Every July we line up SD86C statements against in-year contributions for our dental clients so their relief is claimed on the right figure, first time. If you'd like that handled, talk to a Zmartly accountant about our self-assessment service for dentists, and we'll take it from there.

Frequently asked questions

What is an SD86C certificate?

It's your NHS Annual Pensionable Earnings and Contribution Statement. It confirms your net pensionable earnings and the actual NHS Pension Scheme contributions you paid for a financial year, and it's published on Compass after the Annual Reconciliation Report completes.
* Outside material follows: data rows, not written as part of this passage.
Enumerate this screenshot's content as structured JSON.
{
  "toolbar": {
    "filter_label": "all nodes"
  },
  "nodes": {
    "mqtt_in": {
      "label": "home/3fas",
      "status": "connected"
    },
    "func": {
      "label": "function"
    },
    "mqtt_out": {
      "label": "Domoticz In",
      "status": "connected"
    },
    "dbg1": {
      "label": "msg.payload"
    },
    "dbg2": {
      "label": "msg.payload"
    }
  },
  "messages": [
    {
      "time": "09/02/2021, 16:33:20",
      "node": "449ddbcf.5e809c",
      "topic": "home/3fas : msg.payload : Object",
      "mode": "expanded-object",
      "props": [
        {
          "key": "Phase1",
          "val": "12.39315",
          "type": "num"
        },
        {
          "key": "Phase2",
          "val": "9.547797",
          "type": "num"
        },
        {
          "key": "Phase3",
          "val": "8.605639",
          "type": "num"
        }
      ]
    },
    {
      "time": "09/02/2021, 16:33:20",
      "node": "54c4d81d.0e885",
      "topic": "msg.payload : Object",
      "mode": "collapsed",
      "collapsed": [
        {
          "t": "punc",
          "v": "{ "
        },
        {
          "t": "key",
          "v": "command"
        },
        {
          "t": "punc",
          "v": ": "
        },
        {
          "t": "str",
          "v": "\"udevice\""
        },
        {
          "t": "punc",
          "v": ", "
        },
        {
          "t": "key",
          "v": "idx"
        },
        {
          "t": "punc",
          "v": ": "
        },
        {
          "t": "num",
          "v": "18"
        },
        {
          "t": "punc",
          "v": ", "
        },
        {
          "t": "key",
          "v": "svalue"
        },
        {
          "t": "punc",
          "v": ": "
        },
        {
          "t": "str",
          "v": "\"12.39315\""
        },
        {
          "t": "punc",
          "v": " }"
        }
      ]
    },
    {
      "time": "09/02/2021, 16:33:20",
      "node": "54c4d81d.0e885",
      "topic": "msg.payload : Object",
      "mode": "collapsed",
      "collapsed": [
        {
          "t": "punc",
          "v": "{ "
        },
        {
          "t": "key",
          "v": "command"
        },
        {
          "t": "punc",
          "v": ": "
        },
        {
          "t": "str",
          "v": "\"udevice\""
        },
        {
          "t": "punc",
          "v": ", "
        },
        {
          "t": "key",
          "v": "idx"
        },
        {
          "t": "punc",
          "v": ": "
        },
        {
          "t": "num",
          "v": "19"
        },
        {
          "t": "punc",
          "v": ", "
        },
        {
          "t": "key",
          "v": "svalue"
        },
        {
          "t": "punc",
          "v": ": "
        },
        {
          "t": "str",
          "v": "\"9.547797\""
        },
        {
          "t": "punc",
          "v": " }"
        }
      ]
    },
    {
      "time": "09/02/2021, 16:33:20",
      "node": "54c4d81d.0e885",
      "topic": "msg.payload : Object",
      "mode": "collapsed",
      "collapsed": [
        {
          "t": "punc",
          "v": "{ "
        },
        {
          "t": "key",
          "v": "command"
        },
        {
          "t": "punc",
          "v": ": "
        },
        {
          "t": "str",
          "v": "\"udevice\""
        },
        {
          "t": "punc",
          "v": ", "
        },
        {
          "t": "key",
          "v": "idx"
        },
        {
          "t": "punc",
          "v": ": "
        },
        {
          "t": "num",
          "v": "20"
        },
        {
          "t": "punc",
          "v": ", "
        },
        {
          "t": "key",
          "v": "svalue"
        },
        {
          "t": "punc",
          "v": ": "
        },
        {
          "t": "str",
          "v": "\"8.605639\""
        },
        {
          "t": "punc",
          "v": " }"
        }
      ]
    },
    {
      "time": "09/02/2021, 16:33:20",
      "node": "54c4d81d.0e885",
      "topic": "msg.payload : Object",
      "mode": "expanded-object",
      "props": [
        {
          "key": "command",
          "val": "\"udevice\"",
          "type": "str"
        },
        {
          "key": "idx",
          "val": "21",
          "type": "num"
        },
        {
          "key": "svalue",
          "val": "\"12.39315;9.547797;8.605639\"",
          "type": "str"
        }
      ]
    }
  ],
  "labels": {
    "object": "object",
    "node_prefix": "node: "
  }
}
Why does my SD86C arrive in July?

Because it can only be produced after your earnings are reconciled. The Annual Reconciliation Report stays open until 23:59 on 30 June, and once it completes the statement is published on Compass from late July into early August.

Where can I find my SD86C?

Log in to Compass, the NHS dental services portal. NHSBSA makes statements from the 2012/13 financial year onward available there, so you can view both the current year and earlier years.

Why does my accountant need the SD86C rather than my in-year figures?

The contributions taken during the year are based on an estimate. The SD86C shows the final, reconciled employee contribution after the ARR, which is the figure HMRC expects to see relieved. Filing on the estimate can under-claim or over-claim relief.

Is NHS superannuation tax-deductible for a self-employed dentist?

Yes. HMRC's BIM54020 confirms that where a practitioner is self-employed, both the employee and employer elements are relievable as member contributions, so they reduce your taxable profit on your Self Assessment return.

What is the Scheme Pays deadline for an annual allowance charge?

The standard election deadline is 31 July in the year following the Self Assessment deadline for the tax year in which the charge arose. With voluntary Scheme Pays you still remain responsible for the charge and any interest if HMRC is paid after 31 January.